Scholars examine the impact of conspiracy theories on African Americans
Have you checked the numbers on your social security card yet? Rumor has it that the federal government keeps track of Black folks by assigning them social security numbers that contain an even number in the fifth digit.
If you are now rifling through your wallet looking for your social security card, stop. The rumor is untrue. But it is one of several that have been burning up the Internet in recent months, causing African Americans of all walks of life to wonder, if only momentarily, about the validity of these conspiratorial rumors.
Conspiracy theories are as American as apple pie, according to Dr. Anita Waters, a sociologist at Denison University, who describes such theories as "ethnosociologies." Yet, what makes Black belief in conspiracy theories so difficult to interpret and evaluate is that in many recent cases the rumors are based in fact.
Black America's willingness to entertain beliefs in conspiracy theories, sometimes referred to as "urban legends," has been widely studied and analyzed by a variety of scholars -- most particularly, by those in the fields of folklore, political science, medicine, and public health.
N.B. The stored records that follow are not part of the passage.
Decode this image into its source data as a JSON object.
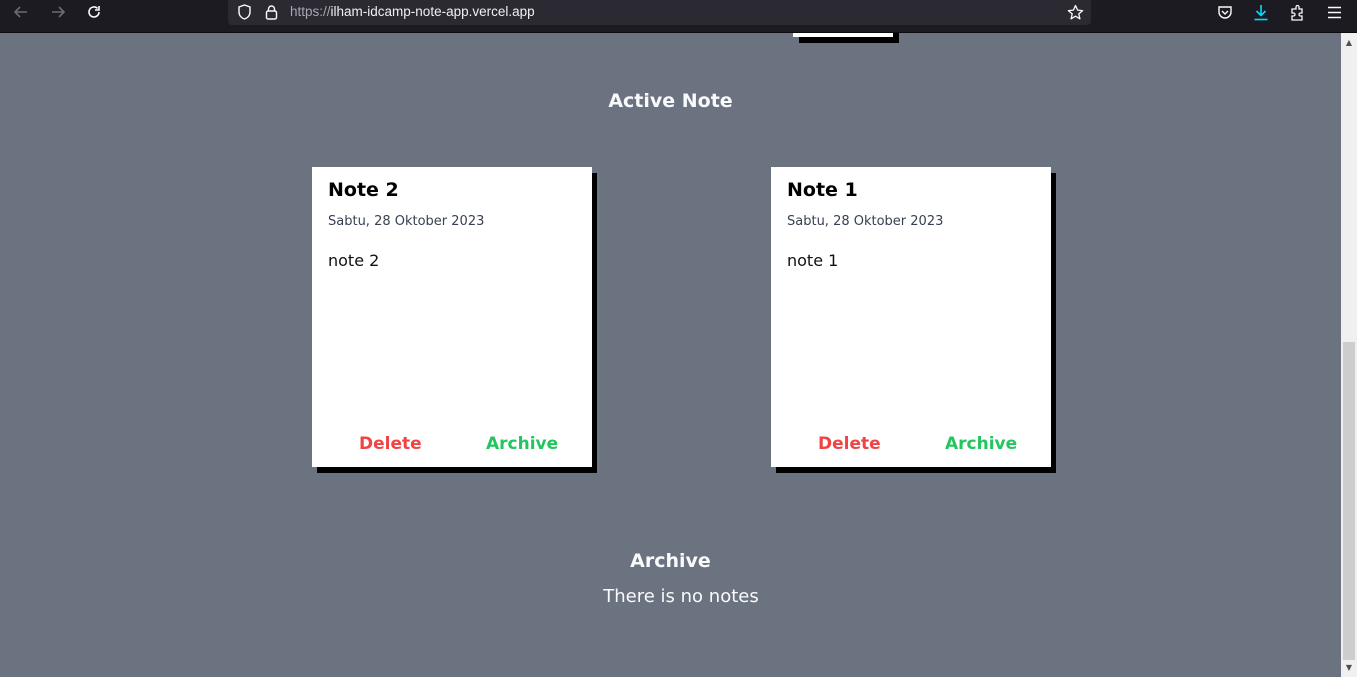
{
  "browser": {
    "url_scheme": "https://",
    "url_host": "ilham-idcamp-note-app.vercel.app",
    "icons": {
      "back": "arrow-left-icon",
      "forward": "arrow-right-icon",
      "reload": "reload-icon",
      "tracking": "shield-icon",
      "secure": "lock-icon",
      "bookmark": "star-icon",
      "pocket": "pocket-icon",
      "downloads": "download-icon",
      "extensions": "puzzle-icon",
      "menu": "hamburger-icon"
    }
  },
  "active_section": {
    "title": "Active Note",
    "notes": [
      {
        "title": "Note 2",
        "date": "Sabtu, 28 Oktober 2023",
        "body": "note 2",
        "delete_label": "Delete",
        "archive_label": "Archive"
      },
      {
        "title": "Note 1",
        "date": "Sabtu, 28 Oktober 2023",
        "body": "note 1",
        "delete_label": "Delete",
        "archive_label": "Archive"
      }
    ]
  },
  "archive_section": {
    "title": "Archive",
    "empty_message": "There is no notes"
  },
  "colors": {
    "page_background": "#6b7280",
    "card_background": "#ffffff",
    "delete": "#ef4444",
    "archive": "#22c55e"
  }
}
Most who investigate these tales believe that they are a significant phenomenon in African American culture dating back to the earliest contact between Africans and Europeans.
Dr. Patricia Turner, a professor of African American studies at the University of California-Davis has made an exhausting compilation of African American rumors and conspiracy theories. She believes that from Black Americans' encounter with racism, "folklore emerges in which individuals translate their uneasiness about the fate of the group as a whole into more concrete, personal terms."
Whether scholars think that the widespread interest in rumors is a problem for African Americans also varies by academic discipline. In general, folklorists, cultural anthropologists, and sociologists tend to see these rumors, legends, and conspiracy theories as just another product of the same cultural creativity that produced the blues, jazz, and rap music. In effect, a way to confront, interpret, and resist the dominant culture.